Want to chat? Come to front porch

 

            He went upstairs and removed two ice-cold cans of Coke from the refrigerator.  He took them to the veranda.

            He also brought his Beretta, wearing it in a hip holster for all to see.

            Bob sat in a rocking chair on the porch, legs crossed, a smart phone resting in his lap.  He wore aviator sunglasses, a University of Georgia baseball cap, cargo shorts, blue flip flops, and a rumpled Hawaiian shirt.  Like a professor on summer vacation.

            There was no car parked in front of the house.  Anthony suspected that Bob had taken care to conceal his vehicle.

            Anthony settled into the chair next to him and offered him the cola.  Bob took it, popped the tab, and enjoyed a long sip.    

            Anthony tilted his soda toward Bob’s pale legs.  “You need to work on your tan.”

            “Where I’m going, I’ll have plenty of opportunity to do that.” Bob grinned. 

            “I don’t expect you’ll tell me where you’re going.”

            “Somewhere with lots of sun.”

            Anthony took a sip of the Coke, gazed out at the sun-splashed day.

            “I’m sorry about your granddaughter, Kelley,” Anthony said.

            “I never expected it to happen.”  Bob’s voice was bitter.  “I was a fool.  I thought the man understood boundaries, would never violate the blood relative of his closest associates.”

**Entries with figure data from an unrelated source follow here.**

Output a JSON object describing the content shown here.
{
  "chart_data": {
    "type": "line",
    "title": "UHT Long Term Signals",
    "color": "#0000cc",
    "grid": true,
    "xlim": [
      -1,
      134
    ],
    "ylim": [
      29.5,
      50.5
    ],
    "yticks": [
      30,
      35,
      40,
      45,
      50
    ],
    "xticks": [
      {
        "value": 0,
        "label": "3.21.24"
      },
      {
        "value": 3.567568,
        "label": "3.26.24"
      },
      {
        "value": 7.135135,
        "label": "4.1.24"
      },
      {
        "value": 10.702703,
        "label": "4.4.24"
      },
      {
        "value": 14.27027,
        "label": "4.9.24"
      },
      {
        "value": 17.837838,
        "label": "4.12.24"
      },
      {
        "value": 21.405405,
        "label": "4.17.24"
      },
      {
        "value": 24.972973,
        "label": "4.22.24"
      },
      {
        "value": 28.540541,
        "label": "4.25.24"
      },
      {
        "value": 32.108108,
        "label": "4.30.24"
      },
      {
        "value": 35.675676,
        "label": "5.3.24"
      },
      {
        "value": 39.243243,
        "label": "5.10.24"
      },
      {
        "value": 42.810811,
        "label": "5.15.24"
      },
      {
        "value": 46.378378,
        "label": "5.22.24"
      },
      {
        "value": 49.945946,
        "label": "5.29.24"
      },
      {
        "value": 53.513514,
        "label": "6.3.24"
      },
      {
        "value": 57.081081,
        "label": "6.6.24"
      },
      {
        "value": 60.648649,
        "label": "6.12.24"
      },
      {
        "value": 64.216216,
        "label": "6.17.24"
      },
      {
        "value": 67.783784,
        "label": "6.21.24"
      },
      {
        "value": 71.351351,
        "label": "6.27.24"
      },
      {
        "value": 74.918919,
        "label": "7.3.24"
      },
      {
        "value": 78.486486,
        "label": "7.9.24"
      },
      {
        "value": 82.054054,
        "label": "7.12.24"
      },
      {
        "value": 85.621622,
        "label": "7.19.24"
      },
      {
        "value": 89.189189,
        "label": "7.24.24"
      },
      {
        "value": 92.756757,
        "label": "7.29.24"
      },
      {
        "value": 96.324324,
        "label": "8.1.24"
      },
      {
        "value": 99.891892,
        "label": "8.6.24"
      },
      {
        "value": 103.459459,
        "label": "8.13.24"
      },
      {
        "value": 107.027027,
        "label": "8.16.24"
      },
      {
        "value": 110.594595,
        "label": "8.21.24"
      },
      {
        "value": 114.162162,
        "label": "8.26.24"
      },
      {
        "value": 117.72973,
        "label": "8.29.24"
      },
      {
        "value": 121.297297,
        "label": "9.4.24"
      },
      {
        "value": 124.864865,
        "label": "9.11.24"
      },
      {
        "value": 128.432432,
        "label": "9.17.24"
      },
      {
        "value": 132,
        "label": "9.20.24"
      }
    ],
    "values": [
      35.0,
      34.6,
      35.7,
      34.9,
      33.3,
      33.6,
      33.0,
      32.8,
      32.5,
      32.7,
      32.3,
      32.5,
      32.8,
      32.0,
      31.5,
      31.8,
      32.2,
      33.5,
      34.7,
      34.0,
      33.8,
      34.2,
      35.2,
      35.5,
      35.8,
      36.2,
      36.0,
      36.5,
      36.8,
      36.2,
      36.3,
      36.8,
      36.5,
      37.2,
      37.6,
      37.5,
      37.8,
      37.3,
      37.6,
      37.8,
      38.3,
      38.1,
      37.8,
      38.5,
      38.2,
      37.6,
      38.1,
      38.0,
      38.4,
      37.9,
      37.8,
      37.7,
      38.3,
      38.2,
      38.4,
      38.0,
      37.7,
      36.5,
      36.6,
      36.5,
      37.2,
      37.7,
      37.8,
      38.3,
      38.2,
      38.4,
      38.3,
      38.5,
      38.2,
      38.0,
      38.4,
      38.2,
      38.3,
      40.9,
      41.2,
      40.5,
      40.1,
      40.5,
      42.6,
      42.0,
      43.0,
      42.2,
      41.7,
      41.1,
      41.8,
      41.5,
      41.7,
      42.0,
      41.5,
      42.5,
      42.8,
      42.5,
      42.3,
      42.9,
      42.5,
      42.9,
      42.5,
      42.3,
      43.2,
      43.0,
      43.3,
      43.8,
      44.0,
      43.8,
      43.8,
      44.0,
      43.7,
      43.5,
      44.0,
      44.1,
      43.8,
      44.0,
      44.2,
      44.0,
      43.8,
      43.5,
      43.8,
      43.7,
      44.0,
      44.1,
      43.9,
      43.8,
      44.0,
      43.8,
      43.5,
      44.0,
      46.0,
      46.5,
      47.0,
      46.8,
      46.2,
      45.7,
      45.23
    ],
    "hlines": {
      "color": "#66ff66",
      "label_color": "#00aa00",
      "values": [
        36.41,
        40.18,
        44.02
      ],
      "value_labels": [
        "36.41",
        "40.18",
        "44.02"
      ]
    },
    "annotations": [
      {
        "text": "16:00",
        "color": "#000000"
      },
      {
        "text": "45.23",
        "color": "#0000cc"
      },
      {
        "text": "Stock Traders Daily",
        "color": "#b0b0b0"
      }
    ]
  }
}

            “He’s evil,” Anthony said. 

            “Many of his victims went with him willingly.  With others, he applied force.  Kelley was one of those latter ones.”

            “Again, I’m sorry.”

            Bob stared at the soda can in his hand as if wondering how it had gotten there.  “Afterward, Anthony, she couldn’t handle the shame.  She got her mother’s prescription sleeping pills and painkillers . . .” He pushed out a ragged breath.  “The church kept it out of the media, as we were expert in doing.  But I wasn’t the same after that.”

            “It finally became personal for you,” Anthony said. 

            “After twenty years,” Bob said.  “I finally found myself with a conscience.”

            “Clever tactic, to build the coded message around her name with the anagram.”